Syllabi


Sociology 5301: The Development of Social Theory
Sociology 5330: Cultural Studies
Sociology 5341: Contemporary Social Theory


Sociology 5341: Contemporary Social Theory

Description
    Since about 1970, theorizing has been displaced from sociology, which is increasingly methods-driven, into neighboring disciplines such as English, comparative literature, philosophy, anthropology, history, cultural studies and women's studies. What remains as theory in sociology is largely middle-range explanation that, through literature reviews introducing empirical journal articles, collects cumulating research literatures into generalizations about variables. In this course, we examine apparently nonsociological theoretical discourses for what they have to offer sociology, which has subordinated theorizing to method. Of particular interest will be German critical theory, French theory (postmodernism, poststructuralism), cultural studies, feminist theory.

Coursework and Grades
    The course grade will rest on an approximately 20 page (double-spaced) paper, due on the last class date, November 30th, that treats an aspect or aspects of contemporary social theory. The paper should be a research paper, assaying a thesis that the author explores with reference to original and secondary writings. Papers that derive from the author's other coursework and/or thesis writing is encouraged. This assignment will be discussed in class at the beginning of the semester.
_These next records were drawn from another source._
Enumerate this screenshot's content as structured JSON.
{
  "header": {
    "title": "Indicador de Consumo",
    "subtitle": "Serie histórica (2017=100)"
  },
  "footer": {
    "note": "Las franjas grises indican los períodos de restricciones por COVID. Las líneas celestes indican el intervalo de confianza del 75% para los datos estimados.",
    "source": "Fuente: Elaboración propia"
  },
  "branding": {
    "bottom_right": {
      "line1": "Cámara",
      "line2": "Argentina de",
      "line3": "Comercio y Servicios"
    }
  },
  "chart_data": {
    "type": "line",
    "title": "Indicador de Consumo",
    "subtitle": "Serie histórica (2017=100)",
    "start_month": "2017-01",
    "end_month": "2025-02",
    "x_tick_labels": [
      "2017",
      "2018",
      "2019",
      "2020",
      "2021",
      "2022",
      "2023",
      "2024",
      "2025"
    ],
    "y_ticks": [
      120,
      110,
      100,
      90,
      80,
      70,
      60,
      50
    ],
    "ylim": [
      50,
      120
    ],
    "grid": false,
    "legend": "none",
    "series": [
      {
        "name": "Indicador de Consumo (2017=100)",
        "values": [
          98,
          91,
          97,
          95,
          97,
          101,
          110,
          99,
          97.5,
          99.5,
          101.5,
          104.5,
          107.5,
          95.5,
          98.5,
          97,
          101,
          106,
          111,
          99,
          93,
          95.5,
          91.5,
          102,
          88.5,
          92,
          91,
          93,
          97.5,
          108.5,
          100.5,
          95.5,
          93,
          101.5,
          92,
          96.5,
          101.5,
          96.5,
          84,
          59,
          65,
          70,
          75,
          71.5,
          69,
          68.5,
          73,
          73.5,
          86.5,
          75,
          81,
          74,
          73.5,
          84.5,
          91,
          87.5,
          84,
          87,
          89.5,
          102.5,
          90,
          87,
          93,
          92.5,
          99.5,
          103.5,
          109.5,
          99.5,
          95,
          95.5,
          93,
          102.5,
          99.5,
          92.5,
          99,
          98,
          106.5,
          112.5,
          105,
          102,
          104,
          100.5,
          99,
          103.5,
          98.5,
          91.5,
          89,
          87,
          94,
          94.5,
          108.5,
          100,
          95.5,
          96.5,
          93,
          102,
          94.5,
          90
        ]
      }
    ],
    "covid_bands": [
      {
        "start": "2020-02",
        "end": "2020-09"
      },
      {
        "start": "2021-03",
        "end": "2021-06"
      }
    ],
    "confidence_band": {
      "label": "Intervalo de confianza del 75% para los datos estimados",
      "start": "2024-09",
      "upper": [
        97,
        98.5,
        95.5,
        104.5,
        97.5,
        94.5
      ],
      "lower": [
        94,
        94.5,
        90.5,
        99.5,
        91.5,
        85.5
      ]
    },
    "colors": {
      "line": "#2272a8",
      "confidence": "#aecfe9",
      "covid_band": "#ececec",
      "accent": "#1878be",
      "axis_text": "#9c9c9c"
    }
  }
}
Readings (all paperback, except Jacoby's End of Utopia)
    Derrida, Of Grammatology
    Derrida, Positions
    Walters, Material Girls
    Marcuse, One-Dimensional Man (2nd ed)
    Horkheimer and Adorno, Dialectic of Enlightenment
    Lyotard, The Postmodern Condition
    Jacoby, Last Intellectuals: American Culture in the Age of Academe
    Jacoby, The End of Utopia
    Foucault, Discipline and Punish
    Agger, The Discourse of Domination

Lectures and Themes, by Week
    8/24: What is the topic?: social versus sociological theory, in light of the Americanization of European sociology and in light of changes in U.S. sociology after 1970
    8/31: interdisciplinarity as an alternative to disciplinary power: the displacement of theory from sociology into other disciplines (English, philosophy, women's studies, anthropology, comparative literature, political theory, communication studies)
    9/7: theories as discourses of post-WWII capitalism (explaining the Keynesian state, the culture industry, the culture of narcissism, sign value, post-feminism, information technologies, etc)
    9/14: Jacoby on the decline of theoretical discourse
    9/21 and 9/28: theorizing in light of Derrida's devastating critique of science!
    10/5: Foucault on disciplinary power
    10/12: Lyotard on the postmodern moment and its implication for narrativity
    10/19: Horkheimer and Adorno on the dialectic of enlightenment
    10/26: Marcuse on one-dimensionality
    11/2: Walters on feminist cultural theory
    11/9: Agger on the conjuncture of German and French critical theory
    11/16: Jacoby on the demise of utopian thought
    11/23: is postmodernism a viable alternative to positivism in the era of the "end of Communism" and World Wide Web?